8. The spectral X-ray imaging system of claim 4, wherein, Generating the spectral image comprises: simultaneously reconstructing the first volume image and the second volume image using an iterative one-step inversion algorithm.

9. The spectral X-ray imaging system of claim 1 or 2, wherein, Generating the spectral image comprises generating first image data representing the first material and generating second image data representing a second material; and wherein identifying the position of the first fiducial marker (1801) and the position of the second fiducial marker (1802) in the spectral image comprises applying a feature detection algorithm to the first image data and the second image data, respectively.

10. The spectral X-ray imaging system of claim 9, wherein, Applying a feature detection algorithm to the first image data and / or the second image data comprises at least one of: analyzing the first image data and / or the second image data to determine a position in the spectral image corresponding to a maximum image intensity in the first image data and / or the second image data, respectively; And analyzing the first image data and / or the second image data to determine a position in the spectral image corresponding to a predetermined image intensity pattern in the first image data and / or the second image data, respectively.

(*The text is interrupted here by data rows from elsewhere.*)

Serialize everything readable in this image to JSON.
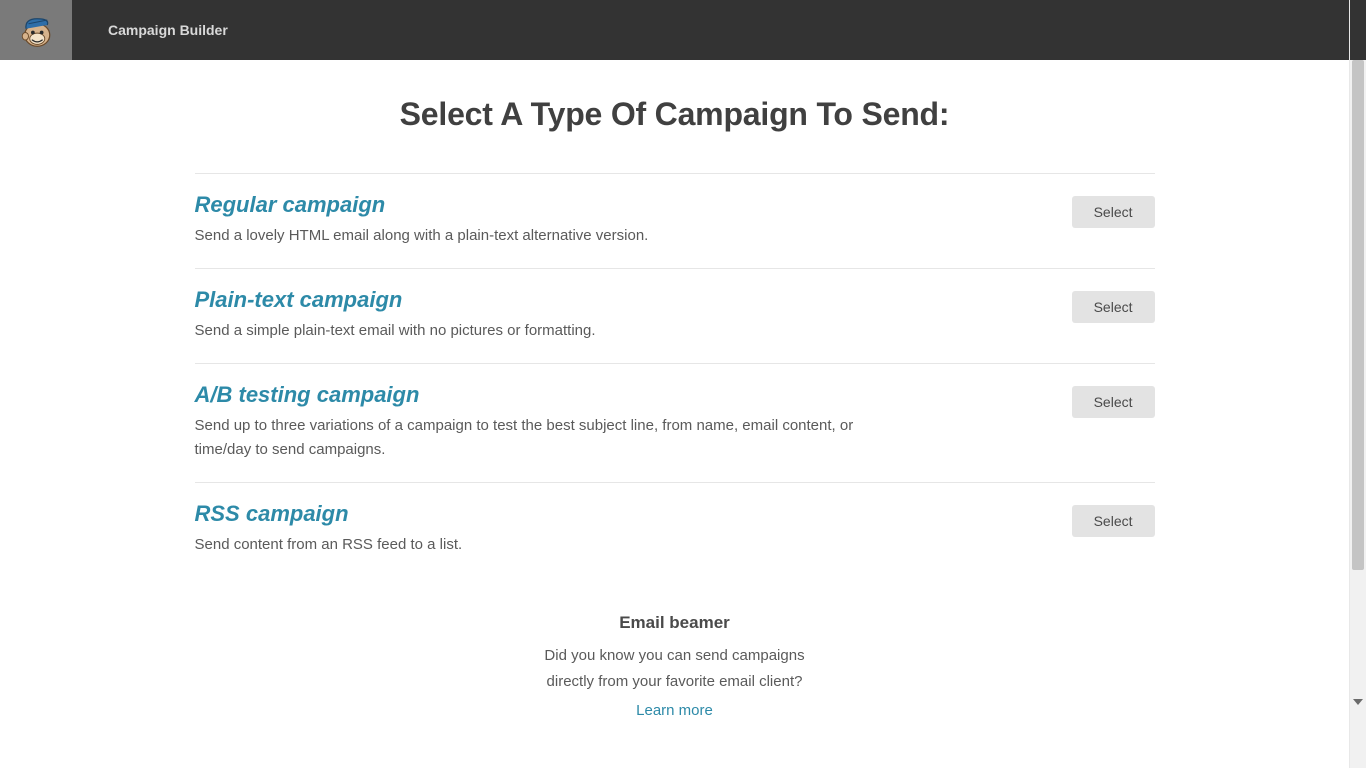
{
  "header": {
    "breadcrumb": "Campaign Builder"
  },
  "page": {
    "title": "Select A Type Of Campaign To Send:"
  },
  "options": [
    {
      "title": "Regular campaign",
      "desc": "Send a lovely HTML email along with a plain-text alternative version.",
      "button": "Select"
    },
    {
      "title": "Plain-text campaign",
      "desc": "Send a simple plain-text email with no pictures or formatting.",
      "button": "Select"
    },
    {
      "title": "A/B testing campaign",
      "desc": "Send up to three variations of a campaign to test the best subject line, from name, email content, or time/day to send campaigns.",
      "button": "Select"
    },
    {
      "title": "RSS campaign",
      "desc": "Send content from an RSS feed to a list.",
      "button": "Select"
    }
  ],
  "beamer": {
    "title": "Email beamer",
    "line1": "Did you know you can send campaigns",
    "line2": "directly from your favorite email client?",
    "link": "Learn more"
  }
}
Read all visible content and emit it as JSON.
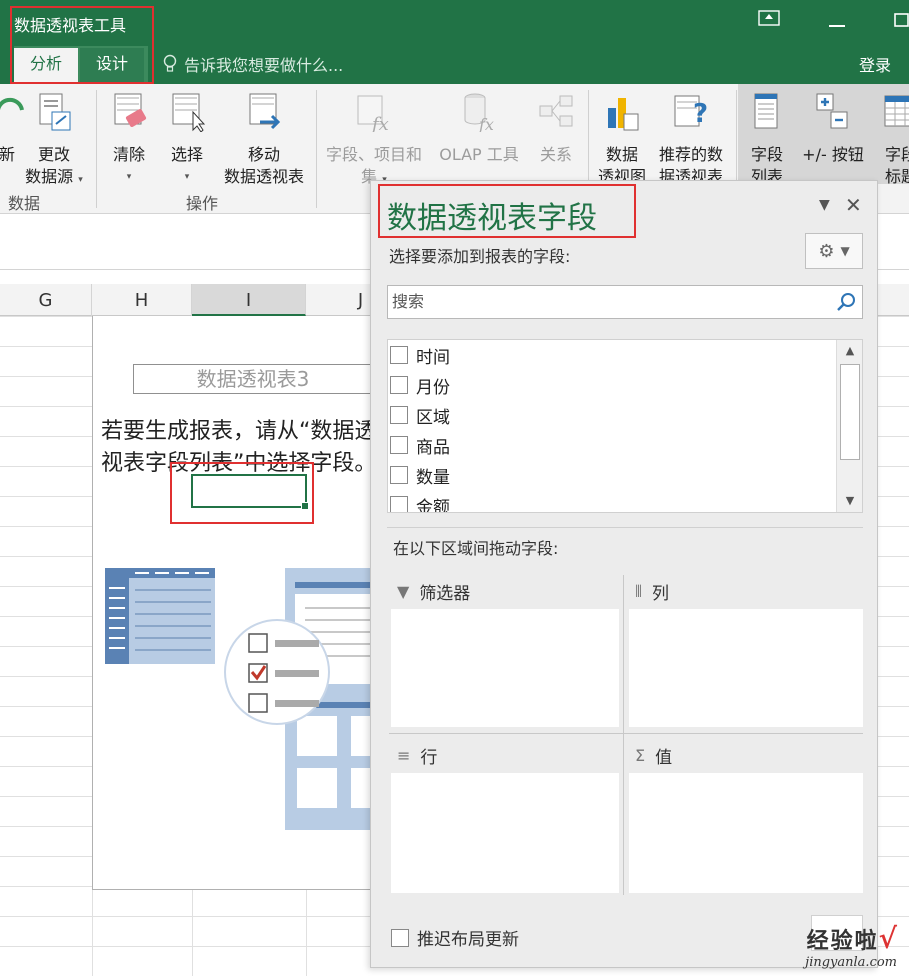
{
  "titlebar": {
    "context_title": "数据透视表工具",
    "tabs": [
      {
        "label": "分析",
        "active": true
      },
      {
        "label": "设计",
        "active": false
      }
    ],
    "tell_me": "告诉我您想要做什么...",
    "login": "登录"
  },
  "ribbon": {
    "buttons": [
      {
        "label1": "新",
        "label2": ""
      },
      {
        "label1": "更改",
        "label2": "数据源"
      },
      {
        "label1": "清除",
        "label2": ""
      },
      {
        "label1": "选择",
        "label2": ""
      },
      {
        "label1": "移动",
        "label2": "数据透视表"
      },
      {
        "label1": "字段、项目和",
        "label2": "集"
      },
      {
        "label1": "OLAP 工具",
        "label2": ""
      },
      {
        "label1": "关系",
        "label2": ""
      },
      {
        "label1": "数据",
        "label2": "透视图"
      },
      {
        "label1": "推荐的数",
        "label2": "据透视表"
      },
      {
        "label1": "字段",
        "label2": "列表"
      },
      {
        "label1": "+/- 按钮",
        "label2": ""
      },
      {
        "label1": "字段",
        "label2": "标题"
      }
    ],
    "groups": {
      "data": "数据",
      "actions": "操作"
    }
  },
  "sheet": {
    "columns": [
      "G",
      "H",
      "I",
      "J"
    ],
    "pivot_name": "数据透视表3",
    "hint_line1": "若要生成报表，请从“数据透",
    "hint_line2": "视表字段列表”中选择字段。"
  },
  "pane": {
    "title": "数据透视表字段",
    "subtitle": "选择要添加到报表的字段:",
    "search_placeholder": "搜索",
    "fields": [
      "时间",
      "月份",
      "区域",
      "商品",
      "数量",
      "金额"
    ],
    "drag_label": "在以下区域间拖动字段:",
    "zones": {
      "filters": "筛选器",
      "columns": "列",
      "rows": "行",
      "values": "值"
    },
    "defer_label": "推迟布局更新"
  },
  "watermark": {
    "cn": "经验啦",
    "check": "√",
    "en": "jingyanla.com"
  },
  "colors": {
    "brand_green": "#217346",
    "highlight_red": "#e03030",
    "illus_blue": "#5a82b4"
  }
}
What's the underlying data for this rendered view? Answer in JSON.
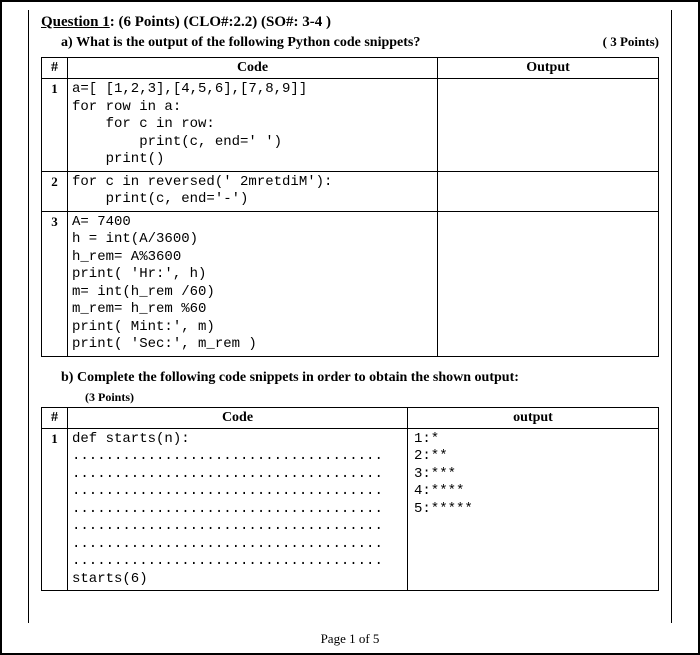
{
  "question": {
    "label": "Question 1",
    "meta": ": (6 Points) (CLO#:2.2) (SO#: 3-4 )"
  },
  "partA": {
    "label": "a)",
    "text": "What is the output of the following Python code snippets?",
    "points": "( 3 Points)",
    "headers": {
      "idx": "#",
      "code": "Code",
      "out": "Output"
    },
    "rows": [
      {
        "idx": "1",
        "code": "a=[ [1,2,3],[4,5,6],[7,8,9]]\nfor row in a:\n    for c in row:\n        print(c, end=' ')\n    print()",
        "out": ""
      },
      {
        "idx": "2",
        "code": "for c in reversed(' 2mretdiM'):\n    print(c, end='-')",
        "out": ""
      },
      {
        "idx": "3",
        "code": "A= 7400\nh = int(A/3600)\nh_rem= A%3600\nprint( 'Hr:', h)\nm= int(h_rem /60)\nm_rem= h_rem %60\nprint( Mint:', m)\nprint( 'Sec:', m_rem )",
        "out": ""
      }
    ]
  },
  "partB": {
    "label": "b)",
    "text": "Complete the following code snippets in order to obtain the shown output:",
    "points": "(3 Points)",
    "headers": {
      "idx": "#",
      "code": "Code",
      "out": "output"
    },
    "rows": [
      {
        "idx": "1",
        "code": "def starts(n):\n.....................................\n.....................................\n.....................................\n.....................................\n.....................................\n.....................................\n.....................................\nstarts(6)",
        "out": "1:*\n2:**\n3:***\n4:****\n5:*****"
      }
    ]
  },
  "footer": "Page 1 of 5"
}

11. The spectral X-ray imaging system of claim 9, wherein, Applying a feature detection algorithm to the first image data and / or the second image data comprises analyzing the first image data and the second image data to determine a position and / or orientation of an interventional instrument or implantable device comprising the first fiducial marker (1801) and the second fiducial marker (1802), respectively, in the spectral image based on a model representing X-ray attenuation of the interventional instrument or the implantable device.

12. The spectral X-ray imaging system of claim 1 or 2, wherein, The one or more processors (130) are further configured to cause the system (100) to perform tracking of the positions of the first fiducial marker (1801) and the second fiducial marker (1802) in an interventional imaging procedure.

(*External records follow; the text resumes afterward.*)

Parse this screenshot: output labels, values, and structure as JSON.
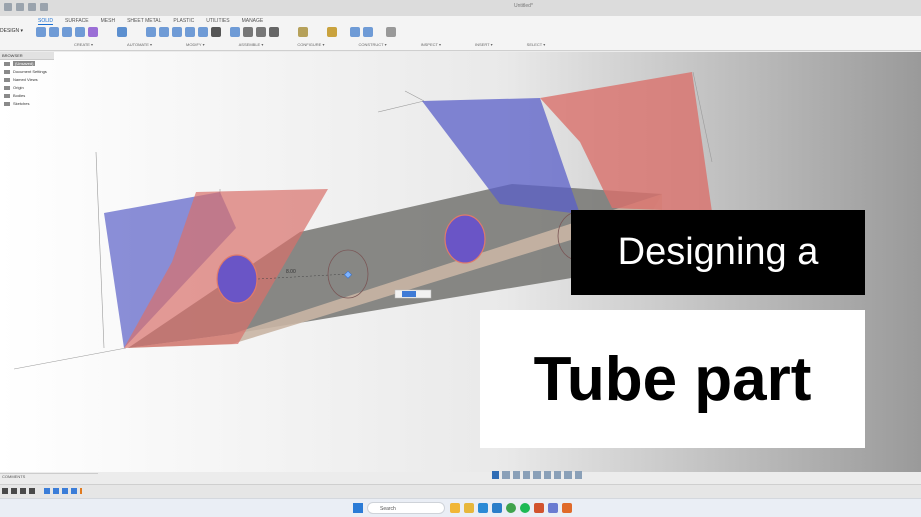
{
  "app": {
    "document_title": "Untitled*",
    "workspace": "DESIGN ▾"
  },
  "ribbon": {
    "tabs": [
      "SOLID",
      "SURFACE",
      "MESH",
      "SHEET METAL",
      "PLASTIC",
      "UTILITIES",
      "MANAGE"
    ],
    "active_tab": "SOLID",
    "groups": [
      "CREATE ▾",
      "AUTOMATE ▾",
      "MODIFY ▾",
      "ASSEMBLE ▾",
      "CONFIGURE ▾",
      "CONSTRUCT ▾",
      "INSPECT ▾",
      "INSERT ▾",
      "SELECT ▾"
    ]
  },
  "browser": {
    "title": "BROWSER",
    "items": [
      "(Unsaved)",
      "Document Settings",
      "Named Views",
      "Origin",
      "Bodies",
      "Sketches"
    ]
  },
  "viewport": {
    "dimension_label": "8.00",
    "colors": {
      "profile_blue": "#5a5fc8",
      "profile_red": "#d9706b",
      "hole_fill": "#6a55c6",
      "tube_face": "#6d6d6b"
    }
  },
  "overlay": {
    "line1": "Designing a",
    "line2": "Tube part"
  },
  "comments": {
    "title": "COMMENTS"
  },
  "taskbar": {
    "search_placeholder": "Search"
  }
}
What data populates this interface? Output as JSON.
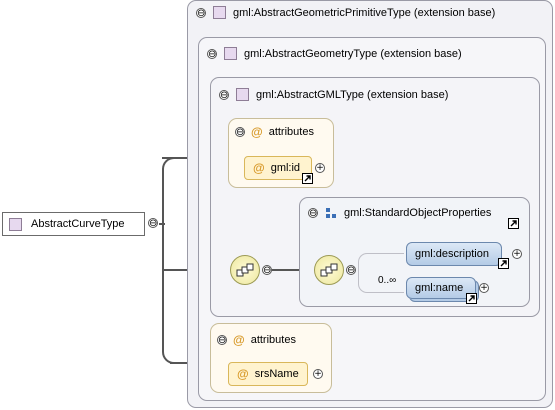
{
  "root": {
    "label": "AbstractCurveType"
  },
  "ext1": {
    "label": "gml:AbstractGeometricPrimitiveType (extension base)"
  },
  "ext2": {
    "label": "gml:AbstractGeometryType (extension base)"
  },
  "ext3": {
    "label": "gml:AbstractGMLType (extension base)"
  },
  "attrs1": {
    "title": "attributes",
    "items": [
      "gml:id"
    ]
  },
  "attrs2": {
    "title": "attributes",
    "items": [
      "srsName"
    ]
  },
  "group": {
    "label": "gml:StandardObjectProperties",
    "elements": [
      "gml:description",
      "gml:name"
    ],
    "cardinality": "0..∞"
  },
  "symbols": {
    "at": "@",
    "collapse": "⊖",
    "expand": "+"
  },
  "icons": [
    "collapse-icon",
    "expand-icon",
    "type-icon",
    "attribute-icon",
    "link-arrow-icon",
    "sequence-icon",
    "group-icon"
  ]
}
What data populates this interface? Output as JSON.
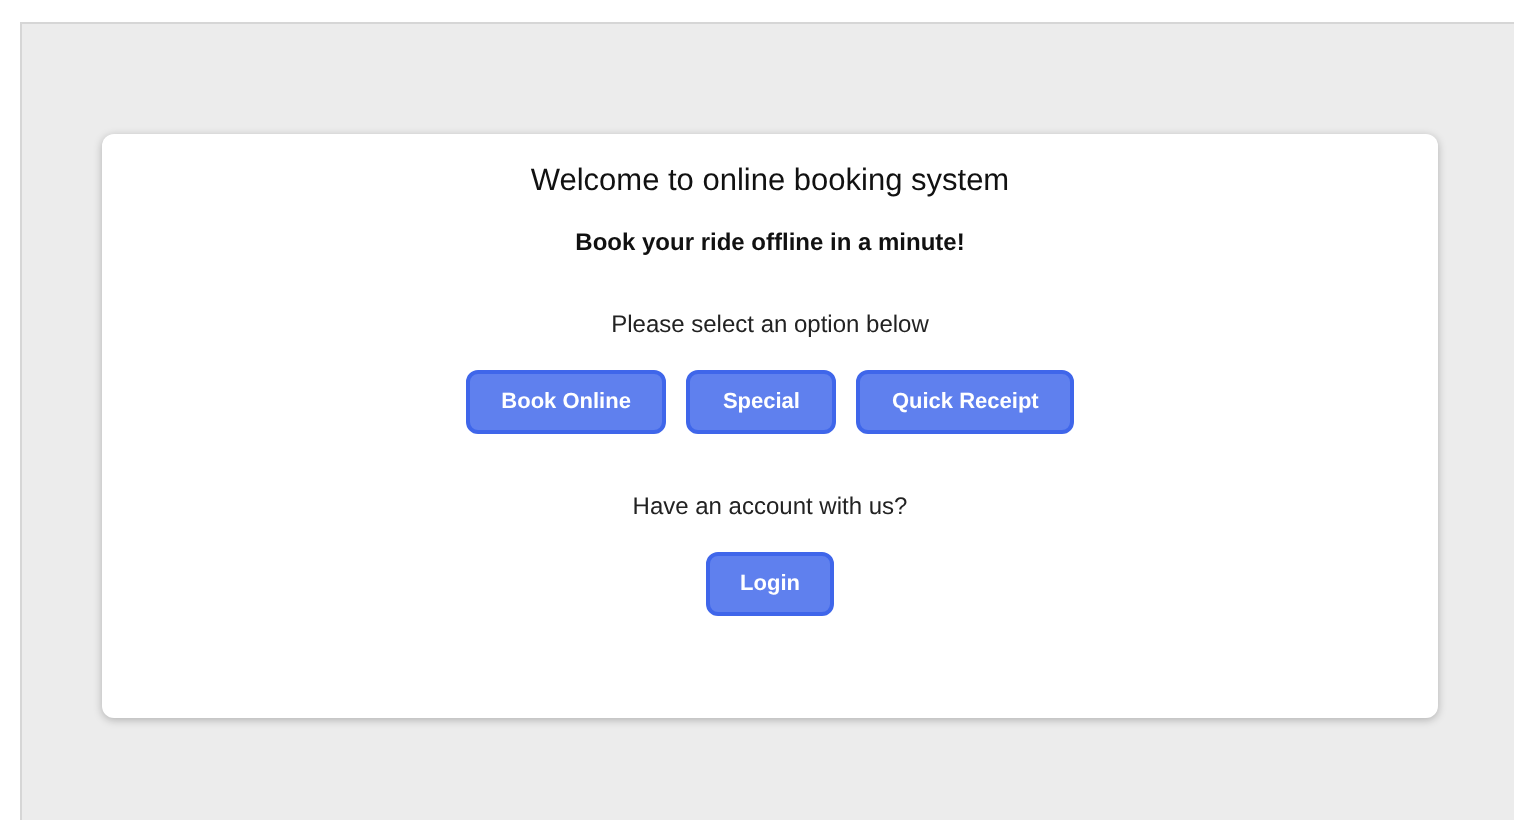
{
  "card": {
    "title": "Welcome to online booking system",
    "subtitle": "Book your ride offline in a minute!",
    "prompt": "Please select an option below",
    "options": [
      "Book Online",
      "Special",
      "Quick Receipt"
    ],
    "account_prompt": "Have an account with us?",
    "login_button": "Login"
  }
}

13. A computer-implemented method of processing spectral image data representing attenuation of X-rays through an imaging region (160) between an X-ray source (110) and an X-ray detector (120) for each of three or more energy intervals (170 1…n ) of X-ray energies; the method comprising: generating a spectral image based on the spectral image data; identifying a position of a first fiducial marker (1801) comprising a first material in the spectral image based on a first X-ray absorption k-edge energy value (1901) of the first material, and identifying a position of a second fiducial marker (1802) comprising a second material in the spectral image based on a second X-ray absorption k-edge energy value (1902) of the second material, the second X-ray absorption k-edge energy value being different from the first X-ray absorption k-edge energy value.

14. An interventional instrument (210) for use with the system of any of claims 1-11, the interventional instrument comprising at least two fiducial markers, at least one fiducial marker comprising a first fiducial marker (1801) comprising a first material having a first X-ray absorption k-edge energy value (1901) and a second fiducial marker (1802) comprising a second material having a second X-ray absorption k-edge energy value (1902) different from the first X-ray absorption k-edge energy value.

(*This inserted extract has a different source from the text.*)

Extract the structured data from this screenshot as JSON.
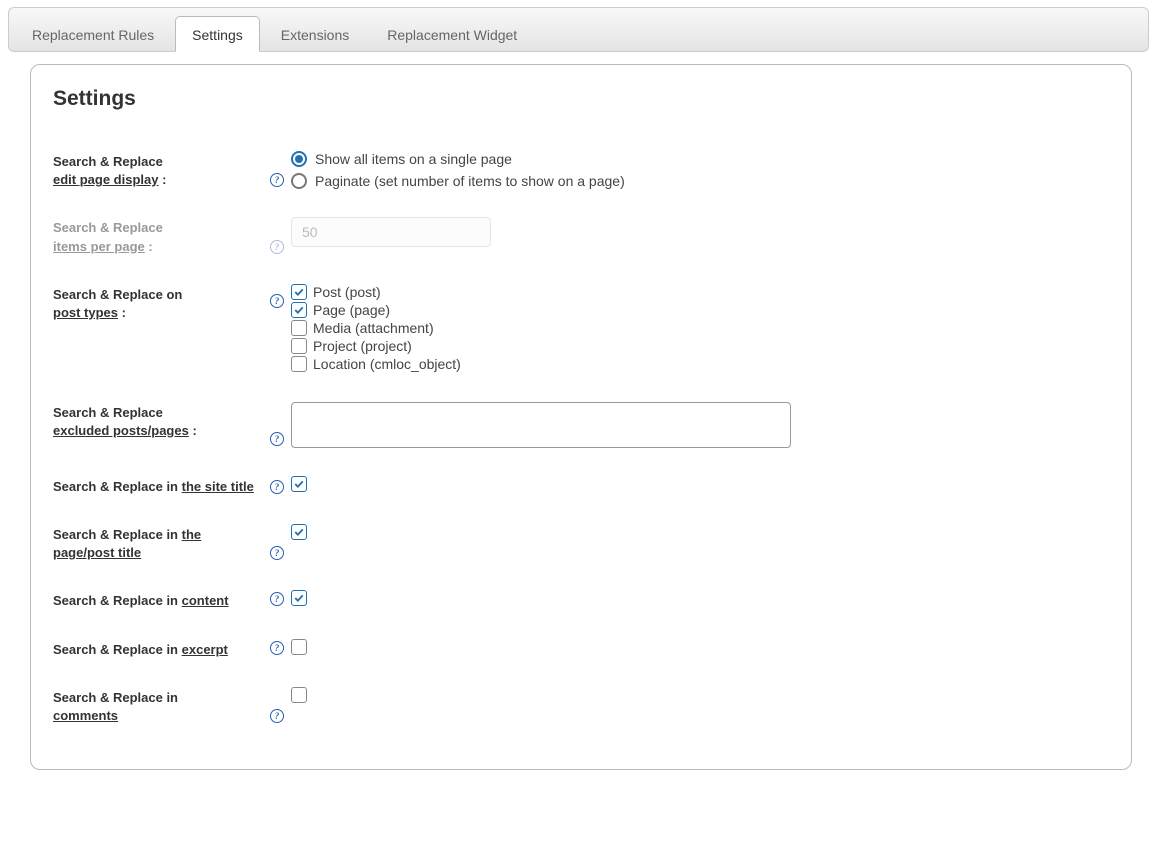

15. A kit comprising a first interventional instrument (210) and a second interventional instrument for use with the system of any of claims 1-11; wherein the first interventional instrument (210) comprising a first fiducial marker (1801) comprising a first material having a first X-ray absorption k-edge energy value (1901), and wherein the second interventional instrument comprises a second fiducial marker (1802) comprising a second material having a second X-ray absorption k-edge energy value (1902) different from the first X-ray absorption k-edge energy value.